Lauro Chaves Neto, economista e conselheiro federal da Confederação Nacional de Economia (Cofecon) destacou que o tema do superendividamento está relacionada ao tema da economia comportamental, ou seja, fatores psicológicos, sociais e outros que resultam nesse problema.

“O superendividmento é um problema econômico e social, pois tira do mercado aqueles com problemas de endividamento. Isso interrompe uma série de atividades de pessoas físicas e jurídicas”, destaca.

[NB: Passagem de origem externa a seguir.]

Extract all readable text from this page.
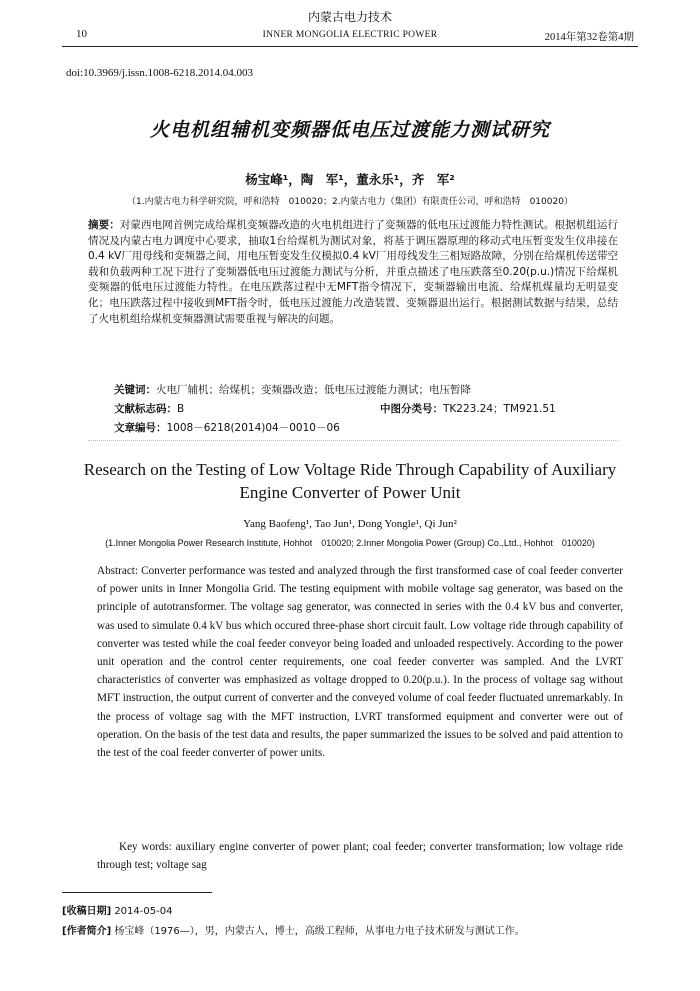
内蒙古电力技术
10	INNER MONGOLIA ELECTRIC POWER	2014年第32卷第4期
doi:10.3969/j.issn.1008-6218.2014.04.003
火电机组辅机变频器低电压过渡能力测试研究
杨宝峰¹，陶　军¹，董永乐¹，齐　军²
（1.内蒙古电力科学研究院，呼和浩特　010020；2.内蒙古电力（集团）有限责任公司，呼和浩特　010020）
摘要：对蒙西电网首例完成给煤机变频器改造的火电机组进行了变频器的低电压过渡能力特性测试。根据机组运行情况及内蒙古电力调度中心要求，抽取1台给煤机为测试对象，将基于调压器原理的移动式电压暂变发生仪串接在0.4 kV厂用母线和变频器之间，用电压暂变发生仪模拟0.4 kV厂用母线发生三相短路故障，分别在给煤机传送带空载和负载两种工况下进行了变频器低电压过渡能力测试与分析，并重点描述了电压跌落至0.20(p.u.)情况下给煤机变频器的低电压过渡能力特性。在电压跌落过程中无MFT指令情况下，变频器输出电流、给煤机煤量均无明显变化；电压跌落过程中接收到MFT指令时，低电压过渡能力改造装置、变频器退出运行。根据测试数据与结果，总结了火电机组给煤机变频器测试需要重视与解决的问题。
关键词：火电厂辅机；给煤机；变频器改造；低电压过渡能力测试；电压暂降
文献标志码：B	中图分类号：TK223.24；TM921.51
文章编号：1008－6218(2014)04－0010－06
Research on the Testing of Low Voltage Ride Through Capability of Auxiliary Engine Converter of Power Unit
Yang Baofeng¹, Tao Jun¹, Dong Yongle¹, Qi Jun²
(1.Inner Mongolia Power Research Institute, Hohhot　010020; 2.Inner Mongolia Power (Group) Co.,Ltd., Hohhot　010020)
Abstract: Converter performance was tested and analyzed through the first transformed case of coal feeder converter of power units in Inner Mongolia Grid. The testing equipment with mobile voltage sag generator, was based on the principle of autotransformer. The voltage sag generator, was connected in series with the 0.4 kV bus and converter, was used to simulate 0.4 kV bus which occured three-phase short circuit fault. Low voltage ride through capability of converter was tested while the coal feeder conveyor being loaded and unloaded respectively. According to the power unit operation and the control center requirements, one coal feeder converter was sampled. And the LVRT characteristics of converter was emphasized as voltage dropped to 0.20(p.u.). In the process of voltage sag without MFT instruction, the output current of converter and the conveyed volume of coal feeder fluctuated unremarkably. In the process of voltage sag with the MFT instruction, LVRT transformed equipment and converter were out of operation. On the basis of the test data and results, the paper summarized the issues to be solved and paid attention to the test of the coal feeder converter of power units.
Key words: auxiliary engine converter of power plant; coal feeder; converter transformation; low voltage ride through test; voltage sag
[收稿日期] 2014-05-04
[作者简介] 杨宝峰（1976—），男，内蒙古人，博士，高级工程师，从事电力电子技术研发与测试工作。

Nesse sentido, ele ressalta a importância da educação financeira, algo presente na lei “Hoje, o tema já faz parte do ensino fundamental, do ensino médio e não só do ensino universitário. É uma questão de educar na base para que e as crianças cresçam adultos mais conscientes com o dinheiro. Além disso, temos que habilitar o consumidor ao crédito, mas me refiro ao crédito responsável, atrelado a educação financeira”, disse.

Ainda sobre a educação financeira, Martins, da Brasilcon, destaca que o assunto sempre esteve presente no Código de Defesa do Consumidor (CDC), mas não tem o mesmo impacto objetivo da norma sobre o superendividamento. “A lei trata a educação como direito básico, só que ela é um elemento retórico, ou seja, não tinha concretude dessa educação. Era igual a ideia de fraternidade da Revolução Francesa. Agora, a educação financeira tem dois vieses importantíssimos: primeiro a autorregulação, presente na rotina da Febraban. Esse é o famoso programa de conformidade, o compliance, ou seja, medidas de prevenção”, disse.